Let’s test it out. I want to see which documents are most closely related to a query.

query = "What is great about having kids?"
docs = vectorstore.similarity_search(query)

Then we can check them out. In theory, the texts which are deemed most similar should hold the answer to our question. But keep in mind that our query just happens to be a question, it could be a random statement or sentence and it would still work.

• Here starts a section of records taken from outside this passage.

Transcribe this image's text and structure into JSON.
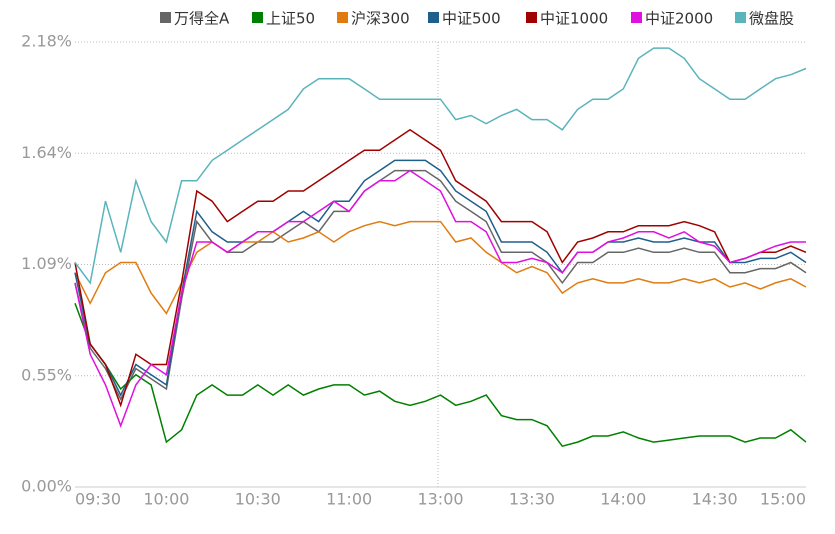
{
  "chart_data": {
    "type": "line",
    "categories": [
      "09:30",
      null,
      null,
      null,
      null,
      null,
      "10:00",
      null,
      null,
      null,
      null,
      null,
      "10:30",
      null,
      null,
      null,
      null,
      null,
      "11:00",
      null,
      null,
      null,
      null,
      null,
      "13:00",
      null,
      null,
      null,
      null,
      null,
      "13:30",
      null,
      null,
      null,
      null,
      null,
      "14:00",
      null,
      null,
      null,
      null,
      null,
      "14:30",
      null,
      null,
      null,
      null,
      null,
      "15:00"
    ],
    "series": [
      {
        "name": "万得全A",
        "color": "#666666",
        "values": [
          1.0,
          0.68,
          0.58,
          0.43,
          0.58,
          0.53,
          0.48,
          0.92,
          1.3,
          1.2,
          1.15,
          1.15,
          1.2,
          1.2,
          1.25,
          1.3,
          1.25,
          1.35,
          1.35,
          1.45,
          1.5,
          1.55,
          1.55,
          1.55,
          1.5,
          1.4,
          1.35,
          1.3,
          1.15,
          1.15,
          1.15,
          1.1,
          1.0,
          1.1,
          1.1,
          1.15,
          1.15,
          1.17,
          1.15,
          1.15,
          1.17,
          1.15,
          1.15,
          1.05,
          1.05,
          1.07,
          1.07,
          1.1,
          1.05
        ]
      },
      {
        "name": "上证50",
        "color": "#008000",
        "values": [
          0.9,
          0.7,
          0.6,
          0.48,
          0.55,
          0.5,
          0.22,
          0.28,
          0.45,
          0.5,
          0.45,
          0.45,
          0.5,
          0.45,
          0.5,
          0.45,
          0.48,
          0.5,
          0.5,
          0.45,
          0.47,
          0.42,
          0.4,
          0.42,
          0.45,
          0.4,
          0.42,
          0.45,
          0.35,
          0.33,
          0.33,
          0.3,
          0.2,
          0.22,
          0.25,
          0.25,
          0.27,
          0.24,
          0.22,
          0.23,
          0.24,
          0.25,
          0.25,
          0.25,
          0.22,
          0.24,
          0.24,
          0.28,
          0.22
        ]
      },
      {
        "name": "沪深300",
        "color": "#e07b10",
        "values": [
          1.05,
          0.9,
          1.05,
          1.1,
          1.1,
          0.95,
          0.85,
          1.0,
          1.15,
          1.2,
          1.15,
          1.2,
          1.2,
          1.25,
          1.2,
          1.22,
          1.25,
          1.2,
          1.25,
          1.28,
          1.3,
          1.28,
          1.3,
          1.3,
          1.3,
          1.2,
          1.22,
          1.15,
          1.1,
          1.05,
          1.08,
          1.05,
          0.95,
          1.0,
          1.02,
          1.0,
          1.0,
          1.02,
          1.0,
          1.0,
          1.02,
          1.0,
          1.02,
          0.98,
          1.0,
          0.97,
          1.0,
          1.02,
          0.98
        ]
      },
      {
        "name": "中证500",
        "color": "#1f5f8b",
        "values": [
          1.05,
          0.7,
          0.6,
          0.45,
          0.6,
          0.55,
          0.5,
          0.95,
          1.35,
          1.25,
          1.2,
          1.2,
          1.25,
          1.25,
          1.3,
          1.35,
          1.3,
          1.4,
          1.4,
          1.5,
          1.55,
          1.6,
          1.6,
          1.6,
          1.55,
          1.45,
          1.4,
          1.35,
          1.2,
          1.2,
          1.2,
          1.15,
          1.05,
          1.15,
          1.15,
          1.2,
          1.2,
          1.22,
          1.2,
          1.2,
          1.22,
          1.2,
          1.2,
          1.1,
          1.1,
          1.12,
          1.12,
          1.15,
          1.1
        ]
      },
      {
        "name": "中证1000",
        "color": "#a00000",
        "values": [
          1.1,
          0.7,
          0.6,
          0.4,
          0.65,
          0.6,
          0.6,
          1.0,
          1.45,
          1.4,
          1.3,
          1.35,
          1.4,
          1.4,
          1.45,
          1.45,
          1.5,
          1.55,
          1.6,
          1.65,
          1.65,
          1.7,
          1.75,
          1.7,
          1.65,
          1.5,
          1.45,
          1.4,
          1.3,
          1.3,
          1.3,
          1.25,
          1.1,
          1.2,
          1.22,
          1.25,
          1.25,
          1.28,
          1.28,
          1.28,
          1.3,
          1.28,
          1.25,
          1.1,
          1.12,
          1.15,
          1.15,
          1.18,
          1.15
        ]
      },
      {
        "name": "中证2000",
        "color": "#e010e0",
        "values": [
          1.0,
          0.65,
          0.5,
          0.3,
          0.5,
          0.6,
          0.55,
          0.95,
          1.2,
          1.2,
          1.15,
          1.2,
          1.25,
          1.25,
          1.3,
          1.3,
          1.35,
          1.4,
          1.35,
          1.45,
          1.5,
          1.5,
          1.55,
          1.5,
          1.45,
          1.3,
          1.3,
          1.25,
          1.1,
          1.1,
          1.12,
          1.1,
          1.05,
          1.15,
          1.15,
          1.2,
          1.22,
          1.25,
          1.25,
          1.22,
          1.25,
          1.2,
          1.18,
          1.1,
          1.12,
          1.15,
          1.18,
          1.2,
          1.2
        ]
      },
      {
        "name": "微盘股",
        "color": "#5ab4bc",
        "values": [
          1.1,
          1.0,
          1.4,
          1.15,
          1.5,
          1.3,
          1.2,
          1.5,
          1.5,
          1.6,
          1.65,
          1.7,
          1.75,
          1.8,
          1.85,
          1.95,
          2.0,
          2.0,
          2.0,
          1.95,
          1.9,
          1.9,
          1.9,
          1.9,
          1.9,
          1.8,
          1.82,
          1.78,
          1.82,
          1.85,
          1.8,
          1.8,
          1.75,
          1.85,
          1.9,
          1.9,
          1.95,
          2.1,
          2.15,
          2.15,
          2.1,
          2.0,
          1.95,
          1.9,
          1.9,
          1.95,
          2.0,
          2.02,
          2.05
        ]
      }
    ],
    "ylim": [
      0,
      2.18
    ],
    "yticks": [
      {
        "value": 0,
        "label": "0.00%"
      },
      {
        "value": 0.545,
        "label": "0.55%"
      },
      {
        "value": 1.09,
        "label": "1.09%"
      },
      {
        "value": 1.635,
        "label": "1.64%"
      },
      {
        "value": 2.18,
        "label": "2.18%"
      }
    ],
    "grid": true,
    "legend": "top-right"
  }
}
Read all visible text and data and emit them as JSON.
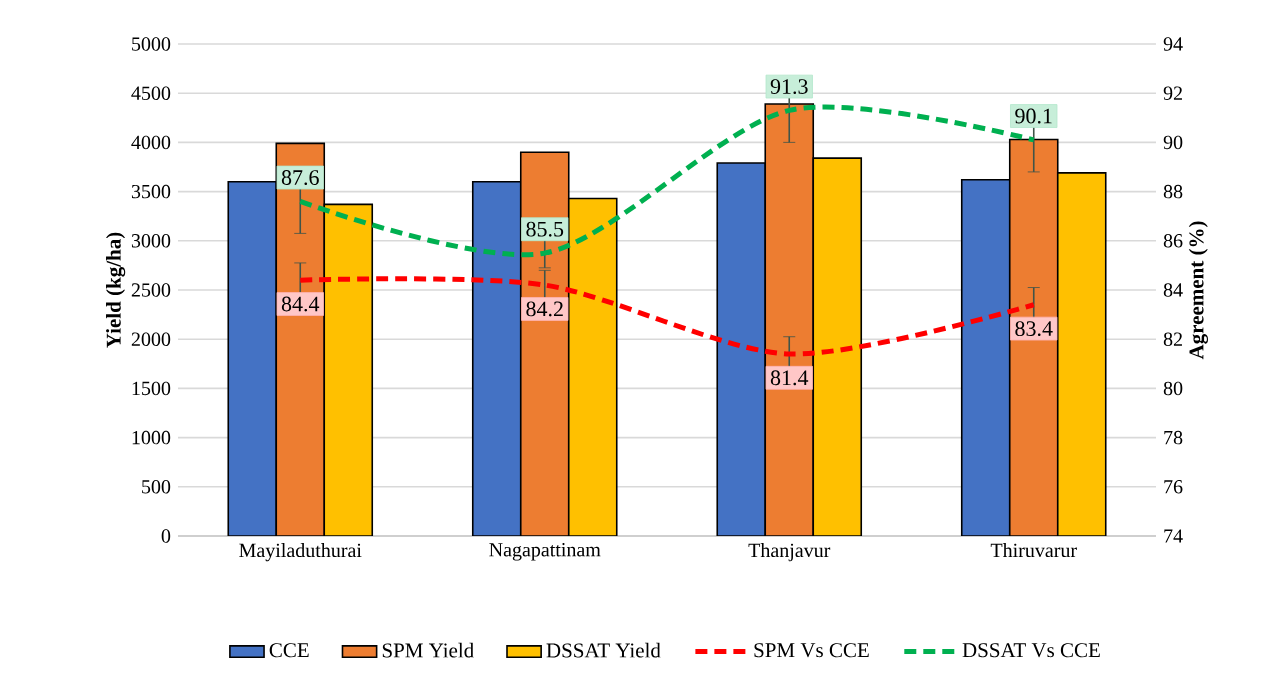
{
  "chart_data": {
    "type": "bar",
    "ylabel": "Yield (kg/ha)",
    "y2label": "Agreement (%)",
    "categories": [
      "Mayiladuthurai",
      "Nagapattinam",
      "Thanjavur",
      "Thiruvarur"
    ],
    "series": [
      {
        "name": "CCE",
        "color": "#4472c4",
        "values": [
          3600,
          3600,
          3790,
          3620
        ]
      },
      {
        "name": "SPM Yield",
        "color": "#ed7d31",
        "values": [
          3990,
          3900,
          4390,
          4030
        ]
      },
      {
        "name": "DSSAT Yield",
        "color": "#ffc000",
        "values": [
          3370,
          3430,
          3840,
          3690
        ]
      },
      {
        "name": "SPM Vs CCE",
        "type": "line",
        "axis": "y2",
        "color": "#ff0000",
        "line_style": "dashed",
        "values": [
          84.4,
          84.2,
          81.4,
          83.4
        ],
        "errors": [
          0.7,
          0.6,
          0.7,
          0.7
        ],
        "value_labels": [
          "84.4",
          "84.2",
          "81.4",
          "83.4"
        ]
      },
      {
        "name": "DSSAT Vs CCE",
        "type": "line",
        "axis": "y2",
        "color": "#00b050",
        "line_style": "dashed",
        "values": [
          87.6,
          85.5,
          91.3,
          90.1
        ],
        "errors": [
          1.3,
          0.6,
          1.3,
          1.3
        ],
        "value_labels": [
          "87.6",
          "85.5",
          "91.3",
          "90.1"
        ]
      }
    ],
    "ylim": [
      0,
      5000
    ],
    "yticks": [
      0,
      500,
      1000,
      1500,
      2000,
      2500,
      3000,
      3500,
      4000,
      4500,
      5000
    ],
    "y2lim": [
      74,
      94
    ],
    "y2ticks": [
      74,
      76,
      78,
      80,
      82,
      84,
      86,
      88,
      90,
      92,
      94
    ],
    "grid": "y",
    "legend": "bottom"
  }
}
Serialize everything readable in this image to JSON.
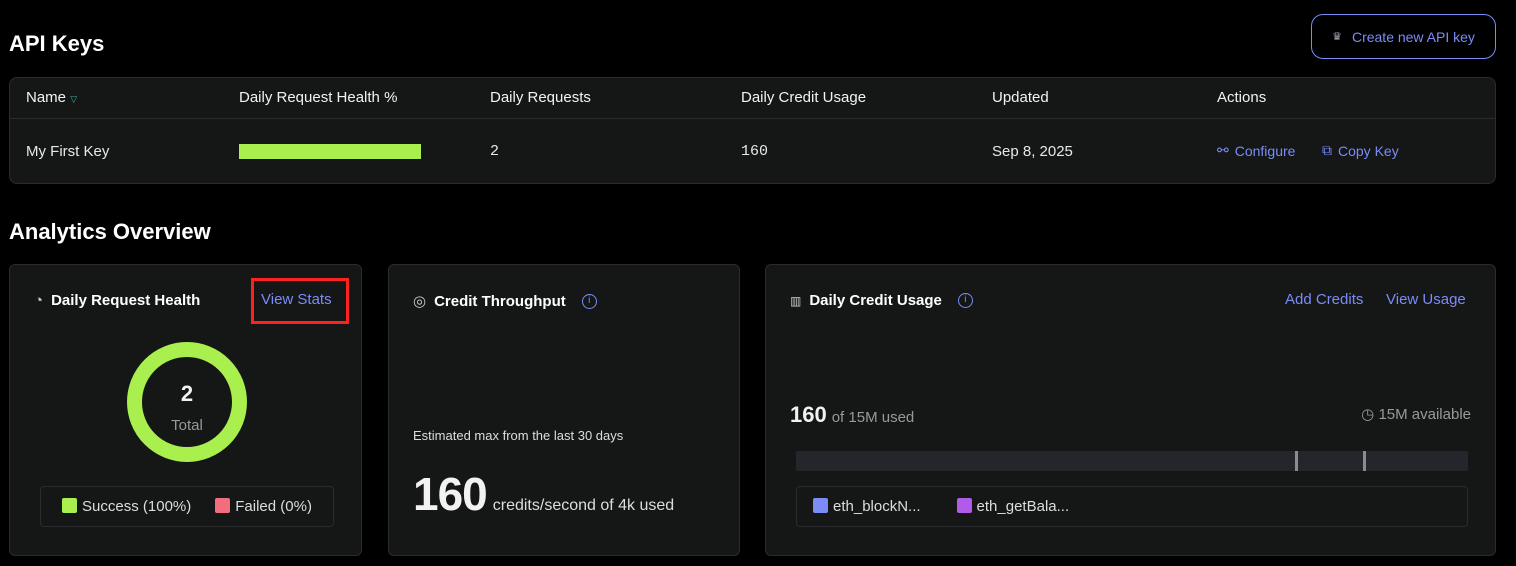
{
  "header": {
    "title": "API Keys",
    "create_button": "Create new API key"
  },
  "table": {
    "columns": [
      "Name",
      "Daily Request Health %",
      "Daily Requests",
      "Daily Credit Usage",
      "Updated",
      "Actions"
    ],
    "rows": [
      {
        "name": "My First Key",
        "health_percent": 100,
        "daily_requests": "2",
        "daily_credit_usage": "160",
        "updated": "Sep 8, 2025",
        "actions": [
          "Configure",
          "Copy Key"
        ]
      }
    ]
  },
  "analytics": {
    "title": "Analytics Overview",
    "health": {
      "title": "Daily Request Health",
      "view_stats": "View Stats",
      "total": "2",
      "total_label": "Total",
      "legend": [
        {
          "label": "Success (100%)",
          "color": "#a9ef4e"
        },
        {
          "label": "Failed (0%)",
          "color": "#f26d7d"
        }
      ],
      "success_fraction": 1.0
    },
    "throughput": {
      "title": "Credit Throughput",
      "caption": "Estimated max from the last 30 days",
      "value": "160",
      "unit": "credits/second of 4k used"
    },
    "usage": {
      "title": "Daily Credit Usage",
      "add_credits": "Add Credits",
      "view_usage": "View Usage",
      "used": "160",
      "of_text": "of 15M used",
      "available": "15M available",
      "legend": [
        {
          "label": "eth_blockN...",
          "color": "#7b8cf7"
        },
        {
          "label": "eth_getBala...",
          "color": "#b05ce8"
        }
      ]
    }
  },
  "colors": {
    "accent": "#7b8cf7",
    "success": "#a9ef4e",
    "failed": "#f26d7d",
    "highlight": "#ff2020"
  }
}
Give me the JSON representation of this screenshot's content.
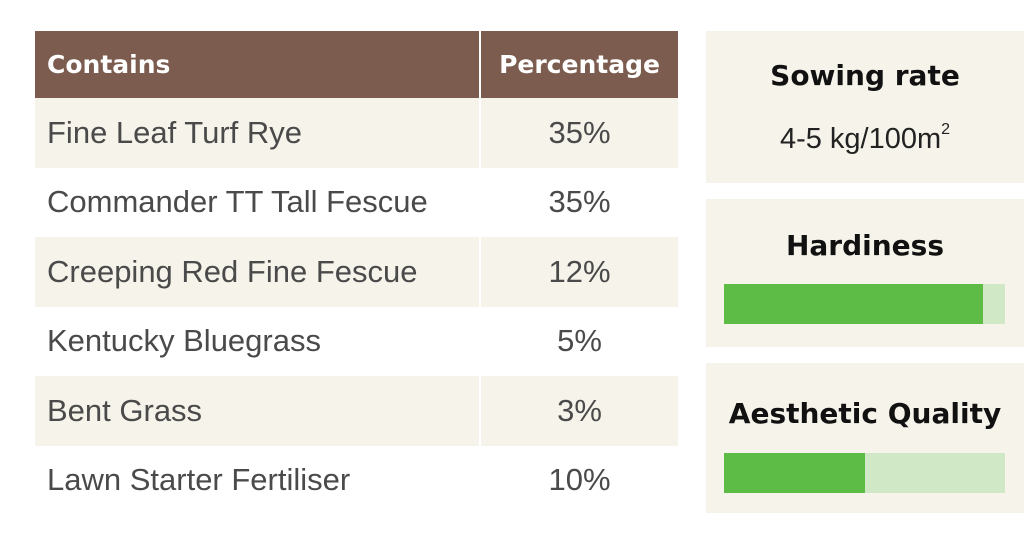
{
  "table": {
    "header": {
      "contains": "Contains",
      "percentage": "Percentage"
    },
    "rows": [
      {
        "name": "Fine Leaf Turf Rye",
        "pct": "35%"
      },
      {
        "name": "Commander TT Tall Fescue",
        "pct": "35%"
      },
      {
        "name": "Creeping Red Fine Fescue",
        "pct": "12%"
      },
      {
        "name": "Kentucky Bluegrass",
        "pct": "5%"
      },
      {
        "name": "Bent Grass",
        "pct": "3%"
      },
      {
        "name": "Lawn Starter Fertiliser",
        "pct": "10%"
      }
    ]
  },
  "sowing": {
    "title": "Sowing rate",
    "value": "4-5 kg/100m",
    "sup": "2"
  },
  "hardiness": {
    "title": "Hardiness",
    "level_fraction": 0.92
  },
  "aesthetic": {
    "title": "Aesthetic Quality",
    "level_fraction": 0.5
  },
  "colors": {
    "header_bg": "#7b5c4f",
    "row_shade": "#f6f3ea",
    "bar_fill": "#5cbc46",
    "bar_track": "#d1e8c6"
  }
}
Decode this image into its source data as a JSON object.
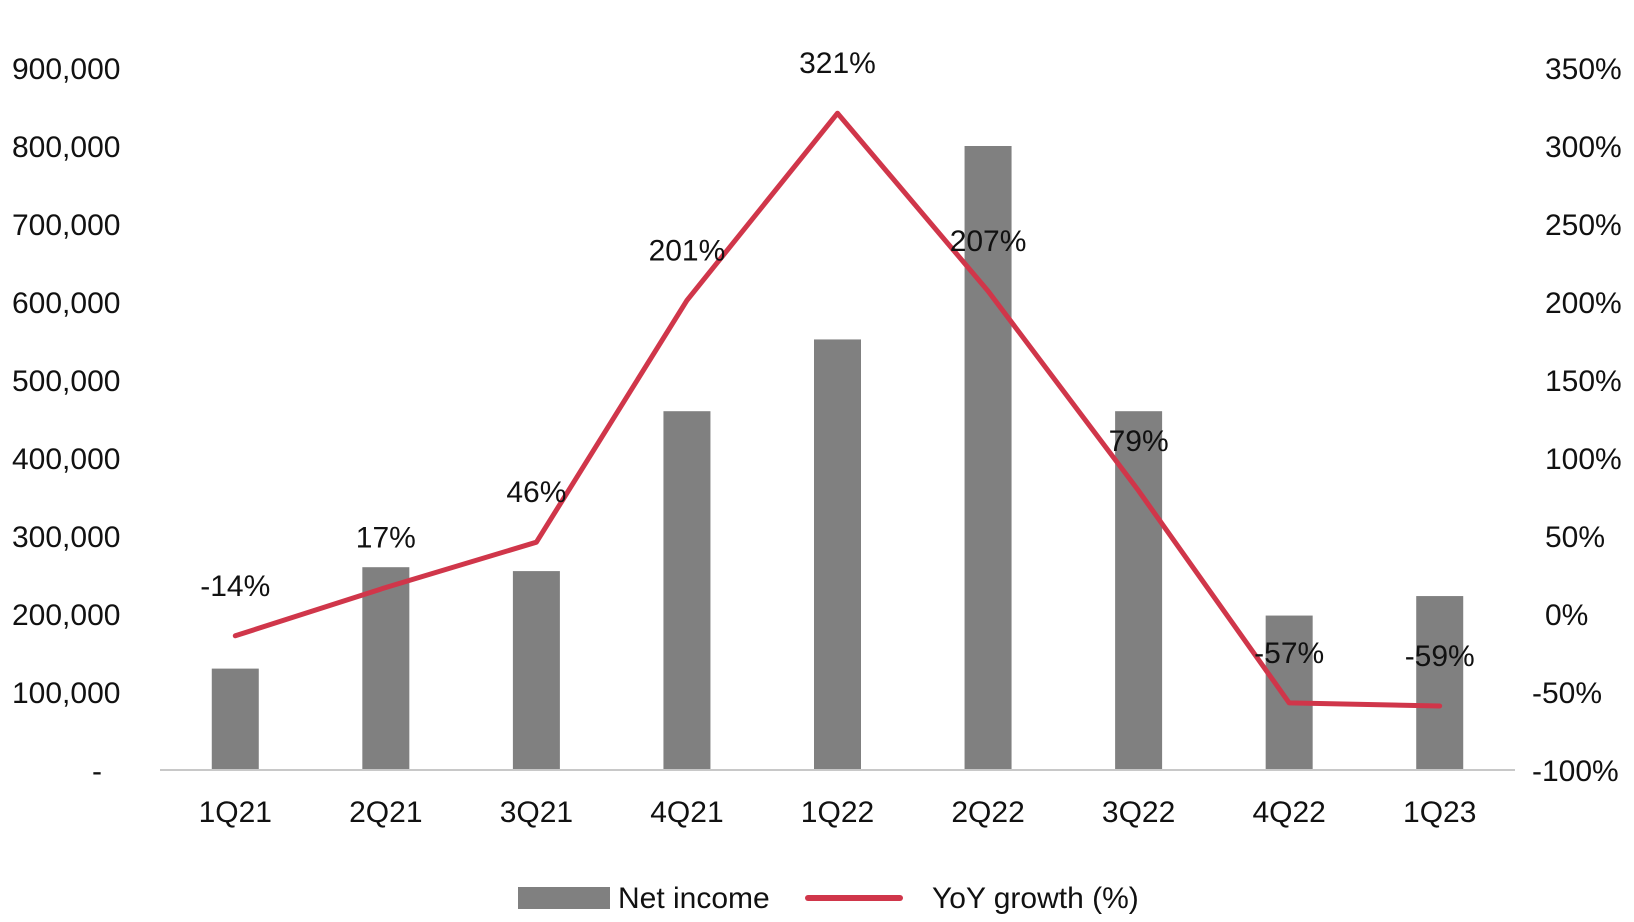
{
  "chart_data": {
    "type": "bar",
    "categories": [
      "1Q21",
      "2Q21",
      "3Q21",
      "4Q21",
      "1Q22",
      "2Q22",
      "3Q22",
      "4Q22",
      "1Q23"
    ],
    "series": [
      {
        "name": "Net income",
        "type": "bar",
        "axis": "left",
        "color": "#808080",
        "values": [
          130000,
          260000,
          255000,
          460000,
          552000,
          800000,
          460000,
          198000,
          223000
        ]
      },
      {
        "name": "YoY growth (%)",
        "type": "line",
        "axis": "right",
        "color": "#d0364a",
        "values": [
          -14,
          17,
          46,
          201,
          321,
          207,
          79,
          -57,
          -59
        ],
        "data_labels": [
          "-14%",
          "17%",
          "46%",
          "201%",
          "321%",
          "207%",
          "79%",
          "-57%",
          "-59%"
        ]
      }
    ],
    "y_left": {
      "ylim": [
        0,
        900000
      ],
      "tick_values": [
        0,
        100000,
        200000,
        300000,
        400000,
        500000,
        600000,
        700000,
        800000,
        900000
      ],
      "tick_labels": [
        "-",
        "100,000",
        "200,000",
        "300,000",
        "400,000",
        "500,000",
        "600,000",
        "700,000",
        "800,000",
        "900,000"
      ]
    },
    "y_right": {
      "ylim": [
        -100,
        350
      ],
      "tick_values": [
        -100,
        -50,
        0,
        50,
        100,
        150,
        200,
        250,
        300,
        350
      ],
      "tick_labels": [
        "-100%",
        "-50%",
        "0%",
        "50%",
        "100%",
        "150%",
        "200%",
        "250%",
        "300%",
        "350%"
      ]
    },
    "grid": false,
    "legend": {
      "position": "bottom"
    }
  }
}
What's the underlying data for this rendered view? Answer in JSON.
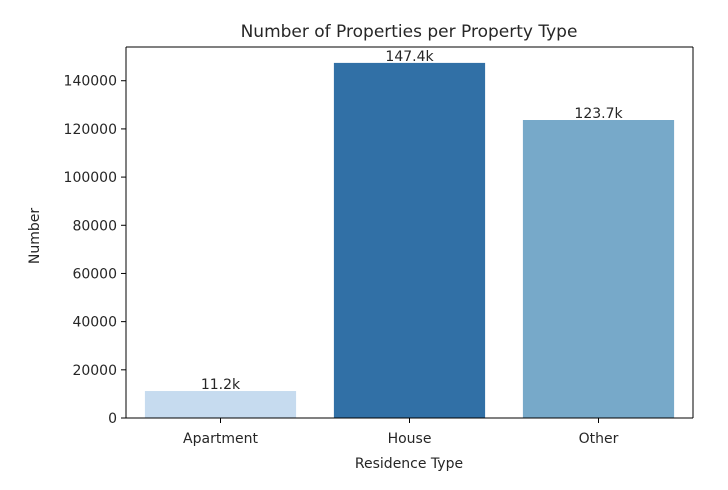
{
  "chart_data": {
    "type": "bar",
    "title": "Number of Properties per Property Type",
    "xlabel": "Residence Type",
    "ylabel": "Number",
    "categories": [
      "Apartment",
      "House",
      "Other"
    ],
    "values": [
      11200,
      147400,
      123700
    ],
    "data_labels": [
      "11.2k",
      "147.4k",
      "123.7k"
    ],
    "colors": [
      "#c6dbef",
      "#3170a6",
      "#77a9c9"
    ],
    "ylim": [
      0,
      154000
    ],
    "yticks": [
      0,
      20000,
      40000,
      60000,
      80000,
      100000,
      120000,
      140000
    ],
    "ytick_labels": [
      "0",
      "20000",
      "40000",
      "60000",
      "80000",
      "100000",
      "120000",
      "140000"
    ],
    "grid": false,
    "legend": "none"
  }
}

# Here's an example of the first document that was returned
for doc in docs:
    print (f"{doc.page_content}\n")
jabs into your consciousness like a pin.The things that matter aren't necessarily the ones people would
call "important."  Having coffee with a friend matters.  You won't
feel later like that was a waste of time.One great thing about having small children is that they make you
spend time on things that matter: them. They grab your sleeve as
you're staring at your phone and say "will you play with me?" And

the question, and the answer is that life actually is short.Having kids showed me how to convert a continuous quantity, time,
into discrete quantities. You only get 52 weekends with your 2 year
old.  If Christmas-as-magic lasts from say ages 3 to 10, you only
get to watch your child experience it 8 times.  And while it's
impossible to say what is a lot or a little of a continuous quantity
like time, 8 is not a lot of something.  If you had a handful of 8

January 2016Life is short, as everyone knows. When I was a kid I used to wonder
about this. Is life actually short, or are we really complaining
about its finiteness?  Would we be just as likely to feel life was
short if we lived 10 times as long?Since there didn't seem any way to answer this question, I stopped
wondering about it.  Then I had kids.  That gave me a way to answer

done that we didn't.  My oldest son will be 7 soon.  And while I
miss the 3 year old version of him, I at least don't have any regrets
over what might have been.  We had the best time a daddy and a 3
year old ever had.Relentlessly prune bullshit, don't wait to do things that matter,
and savor the time you have.  That's what you do when life is short.Notes[1]
At first I didn't like it that the word that came to mind was
one that had other meanings.  But then I realized the other meanings

Option #2: Pinecone (for cloud)#

If you want to use pinecone, run the code below, if not then skip over to Chroma below it. You must go to Pinecone.io and set up an account

# PINECONE_API_KEY = os.getenv('PINECONE_API_KEY', 'YourAPIKey')
# PINECONE_API_ENV = os.getenv('PINECONE_API_ENV', 'us-east1-gcp') # You may need to switch with your env

# # initialize pinecone
# pinecone.init(
#     api_key=PINECONE_API_KEY,  # find at app.pinecone.io
#     environment=PINECONE_API_ENV  # next to api key in console
# )
# index_name = "langchaintest" # put in the name of your pinecone index here

# docsearch = Pinecone.from_texts([t.page_content for t in texts], embeddings, index_name=index_name)

Query those docs to get your answer back#

Great, those are just the docs which should hold our answer. Now we can pass those to a LangChain chain to query the LLM.

We could do this manually, but a chain is a convenient helper for us.

from langchain.chat_models import ChatOpenAI
from langchain.chains.question_answering import load_qa_chain
llm = ChatOpenAI(temperature=0, openai_api_key=OPENAI_API_KEY)
chain = load_qa_chain(llm, chain_type="stuff")
query = "What is great about having kids?"
docs = vectorstore.similarity_search(query)
chain.run(input_documents=docs, question=query)
'One great thing about having kids is that they make you spend time on things that matter. They remind you to prioritize the important things in life, like spending quality time with them. Having kids can also bring a sense of joy and fulfillment as you watch them grow and experience new things.'

Awesome! We just went and queried an external data source!